ELECTRICAL JOINT TRAINING COMMISSION (EJTC)
Port Coquitlam, BC
IBEW Local 213 & ECABC
Electrical Joint Training Committee
Grout McTavish Architecture
Brad McTavish (Principal), Toshi Suzuki,
Structural Consultant: WSB Consulting Structural Engineers
Mechanical Consultant: AME Consulting Group Ltd.
Electrical Consultant: Applied Engineering Solutions Ltd
Landscape Consultant: Sharp & Diamond Landscape Architects Inc
Geotechnical Consultant: Levelton Consultants Ltd.
2015 - Present
The design of the building for the Electrical Joint Training Commission (EJTC) emphasizes its intended role as a state-of-the-art training facility for the next generation of electrical trades in a world where electricity is increasingly central to an environmentally sustainable and technologically sophisticated economy. The goal is to inspire its students and provide an example to the public by providing visually striking examples of electrical innovations in both its form and function.
The renovated building will be extensively equipped with photovoltaic panels on its roof surfaces, and will feature two solar towers that are also clad with photovoltaics.

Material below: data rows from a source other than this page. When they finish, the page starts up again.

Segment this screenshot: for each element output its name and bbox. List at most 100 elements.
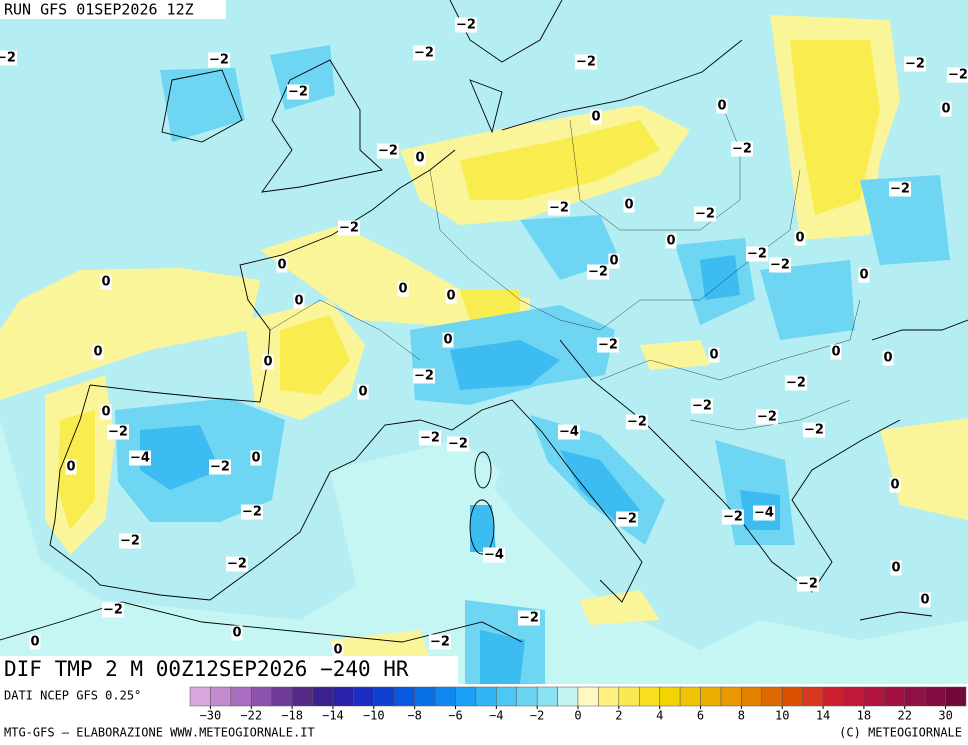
contour-label-bg [357,384,369,400]
colorbar-swatch [516,686,538,707]
contour-label-bg [119,533,141,549]
colorbar-tick-label: −2 [530,709,544,723]
contour-label: −2 [948,68,968,83]
contour-label-bg [413,45,435,61]
colorbar-tick-label: 0 [574,709,581,723]
contour-label-bg [377,143,399,159]
contour-label: −2 [770,258,790,273]
contour-label: −2 [576,55,596,70]
contour-label-bg [756,409,778,425]
colorbar-tick-label: 2 [615,709,622,723]
colorbar-swatch [332,686,354,707]
colorbar-swatch [536,686,558,707]
contour-label: −2 [0,51,16,66]
colorbar-swatch [720,686,742,707]
contour-label-bg [623,197,635,213]
contour-label-bg [890,560,902,576]
contour-label: 0 [709,348,718,363]
contour-label: 0 [263,355,272,370]
contour-label-bg [100,274,112,290]
contour-label-bg [429,634,451,650]
colorbar-tick-label: 6 [697,709,704,723]
colorbar-tick-label: −30 [200,709,222,723]
colorbar-swatch [189,686,211,707]
colorbar-swatch [312,686,334,707]
contour-label: −2 [747,247,767,262]
contour-label: 0 [277,258,286,273]
colorbar-tick-label: 8 [738,709,745,723]
contour-label: −2 [103,603,123,618]
contour-label-bg [226,556,248,572]
colorbar-swatch [924,686,946,707]
contour-label: 0 [232,626,241,641]
contour-label-bg [722,509,744,525]
contour-label-bg [694,206,716,222]
contour-label-bg [92,344,104,360]
colorbar-swatch [598,686,620,707]
contour-label: −2 [549,201,569,216]
contour-label: −2 [210,460,230,475]
copyright: (C) METEOGIORNALE [839,726,962,740]
contour-label-bg [904,56,926,72]
colorbar-swatch [291,686,313,707]
run-label: RUN GFS 01SEP2026 12Z [4,1,194,19]
colorbar-tick-label: 22 [898,709,912,723]
contour-label-bg [231,625,243,641]
colorbar-swatch [230,686,252,707]
colorbar-tick-label: −10 [363,709,385,723]
map-title: DIF TMP 2 M 00Z12SEP2026 −240 HR [4,657,409,681]
colorbar-tick-label: 14 [816,709,830,723]
colorbar-tick-label: −6 [448,709,462,723]
contour-label: 0 [251,451,260,466]
contour-label: −2 [695,207,715,222]
contour-label-bg [518,610,540,626]
contour-label: 0 [920,593,929,608]
contour-label-bg [889,181,911,197]
contour-label-bg [882,350,894,366]
colorbar-swatch [639,686,660,707]
contour-label-bg [858,267,870,283]
contour-label: 0 [93,345,102,360]
colorbar-swatch [884,686,905,707]
contour-label: −2 [905,57,925,72]
data-source: DATI NCEP GFS 0.25° [4,689,141,703]
contour-label-bg [129,450,151,466]
contour-label-bg [455,17,477,33]
colorbar-tick-label: 10 [775,709,789,723]
contour-label-bg [830,344,842,360]
contour-label-bg [947,67,968,83]
contour-label-bg [102,602,124,618]
contour-label-bg [558,424,580,440]
colorbar-swatch [557,686,579,707]
contour-label-bg [919,592,931,608]
contour-label-bg [65,459,77,475]
contour-label-bg [413,368,435,384]
contour-label-bg [708,347,720,363]
contour-label-bg [414,150,426,166]
contour-label-bg [107,424,129,440]
colorbar-tick-label: −4 [489,709,503,723]
contour-label: 0 [66,460,75,475]
colorbar-swatch [251,686,272,707]
contour-label: 0 [609,254,618,269]
contour-label-bg [616,511,638,527]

These solar towers will be located in a newly created “spark park” on the southeast corner of the property, where they will be open to the public for recreation and education. Electric vehicle parking spaces shaded with solar canopies will likewise be located in front of the building, providing free charging as well as another visual reminder of the green future promised by electricity.
Grout McTavish Architects’ design for the building updates a staid existing tilt-up concrete building with a front canopy that takes the form of an electrical wave. An addition on the northeast clad in aluminum panels will provide a refreshment and recreation space for students and employees, and will match the existing building’s refreshed monochrome look.
The proposed EJTC building will be a highly advanced alternative energy building, featuring significant solar energy capture and reduced electrical loads, as well as upgraded building envelope performance. The building will also promote lower usage of greenhouse gas emitting vehicles by emphasizing transit use, providing bicycle parking, and electric vehicle charging. The net result will be significantly lower greenhouse gas emissions versus a traditional building design.